We all know how to be productive, get our work done, exercise and eat healthy, yet we’re not any closer to achieving our goals than we were nine months ago.
Our tendency to form grand plans is no help — it leaves us feeling intimidated by our own expectations. Simply, ‘we bite off more than we can chew’ and get overwhelmed too quickly.
Remember that your goals are the larger items that you wish to someday accomplish. Most importantly, they should be SMART: specific, measurable, achievable, realistic and time-bound.
Therefore, in order to be successful in establishing good habits this school year, we must find a balance between our need to dream big and our day-to-day activities.
Whether you’re hoping to improve your study, exercise or eating habits, these tips and tricks will help you make them stick this school year.
Setting big goals is exciting, but starting with smaller, potentially boring, goals are more likely to lead you to success. A small, but still SMART goal would be to run for 10 minutes each day by the lake, replace one unhealthy snack with raw veggies or study for 30 minutes before class at Stauffer. Once the action becomes easy, you can build on that goal.
Make it convenient
Don’t try to completely revamp your life in a single day.
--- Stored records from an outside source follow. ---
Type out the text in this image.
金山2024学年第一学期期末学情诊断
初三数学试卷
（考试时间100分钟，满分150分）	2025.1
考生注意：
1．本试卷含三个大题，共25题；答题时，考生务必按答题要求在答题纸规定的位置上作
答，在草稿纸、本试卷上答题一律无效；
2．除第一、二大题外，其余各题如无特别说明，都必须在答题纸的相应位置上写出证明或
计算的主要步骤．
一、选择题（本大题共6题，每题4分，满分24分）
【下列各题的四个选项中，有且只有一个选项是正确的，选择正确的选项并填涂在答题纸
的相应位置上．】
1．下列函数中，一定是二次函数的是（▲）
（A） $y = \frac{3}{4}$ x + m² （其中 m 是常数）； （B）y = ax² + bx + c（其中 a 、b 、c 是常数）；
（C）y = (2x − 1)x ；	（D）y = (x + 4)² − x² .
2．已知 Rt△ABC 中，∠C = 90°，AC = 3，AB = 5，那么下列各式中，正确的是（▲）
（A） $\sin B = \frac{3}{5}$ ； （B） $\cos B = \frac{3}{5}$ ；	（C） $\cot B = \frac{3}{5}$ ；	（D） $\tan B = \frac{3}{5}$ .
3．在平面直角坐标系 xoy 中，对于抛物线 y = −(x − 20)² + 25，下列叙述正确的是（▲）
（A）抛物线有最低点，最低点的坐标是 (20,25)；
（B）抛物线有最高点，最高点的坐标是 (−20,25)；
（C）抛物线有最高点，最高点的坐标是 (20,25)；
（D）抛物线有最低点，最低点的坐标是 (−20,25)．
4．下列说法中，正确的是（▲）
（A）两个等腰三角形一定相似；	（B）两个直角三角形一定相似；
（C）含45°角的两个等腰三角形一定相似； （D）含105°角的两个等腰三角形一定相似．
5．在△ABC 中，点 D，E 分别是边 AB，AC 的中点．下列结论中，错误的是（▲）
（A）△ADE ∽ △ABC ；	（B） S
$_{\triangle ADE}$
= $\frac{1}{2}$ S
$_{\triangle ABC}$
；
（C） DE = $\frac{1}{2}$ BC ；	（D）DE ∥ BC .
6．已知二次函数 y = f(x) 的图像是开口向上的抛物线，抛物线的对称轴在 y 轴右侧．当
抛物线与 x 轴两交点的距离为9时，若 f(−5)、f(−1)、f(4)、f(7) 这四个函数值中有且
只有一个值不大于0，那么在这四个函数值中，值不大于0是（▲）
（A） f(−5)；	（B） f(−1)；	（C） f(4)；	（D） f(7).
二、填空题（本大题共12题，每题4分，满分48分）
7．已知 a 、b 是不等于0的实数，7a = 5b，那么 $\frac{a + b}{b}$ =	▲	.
The more difficult and time-consuming it is to take action, the less likely you will do it. Make a schedule and allocate time for your activity, by designating an appropriate amount of work to be completed each day. Remember progress is gradual, not a dramatic change. Learning Strategies also has helpful workshops, such as Balance Schoolwork and Life: Draft Your Weekly Schedule.
The frequency isn’t as important as actually performing the habit; however, once you start, it’s important to keep with it so the habit will become a routine. If you want to start exercising, for example, try going at the same time at the same place for a month. Alternatively, you could commit yourself to a 30-day challenge. The ARC’s free fitness classes are a great starting point to check out classes such as pilates, spin and Zumba.
Do it early
You know best whether you’re a morning person or a night owl; however, it’s important to start your day off right, so do it early. Study in the morning (or before class), for example, when your motivation and willpower levels are higher. To avoid the lure of Mac-Corry burgers, try preparing a healthy dinner ahead of time.
Make it fun
If you don’t enjoy doing something, you aren’t likely to stay with it in the long run. So find ways that will make your lifestyle change as enjoyable as possible. The easiest way is to get a buddy — someone who will not only join you, but also keep you motivated. Start a study group, try a group workout class at the ARC or join the Healthy Cooking Club.
Use your resources
There are various resources made available to help keep you on pace with your goals this year. Don’t feel shy — a little help and outside motivation goes a long way. These are only a few of the services offered at Queen’s that you should check out. For academics, there’s Queen’s Learning Commons, located in Stauffer, as well as ASUS Peer Tutoring and Arts and Science Q Success. For health and wellness, the AMS Food Centre, the ARC and HCDS are all great, on-campus resources.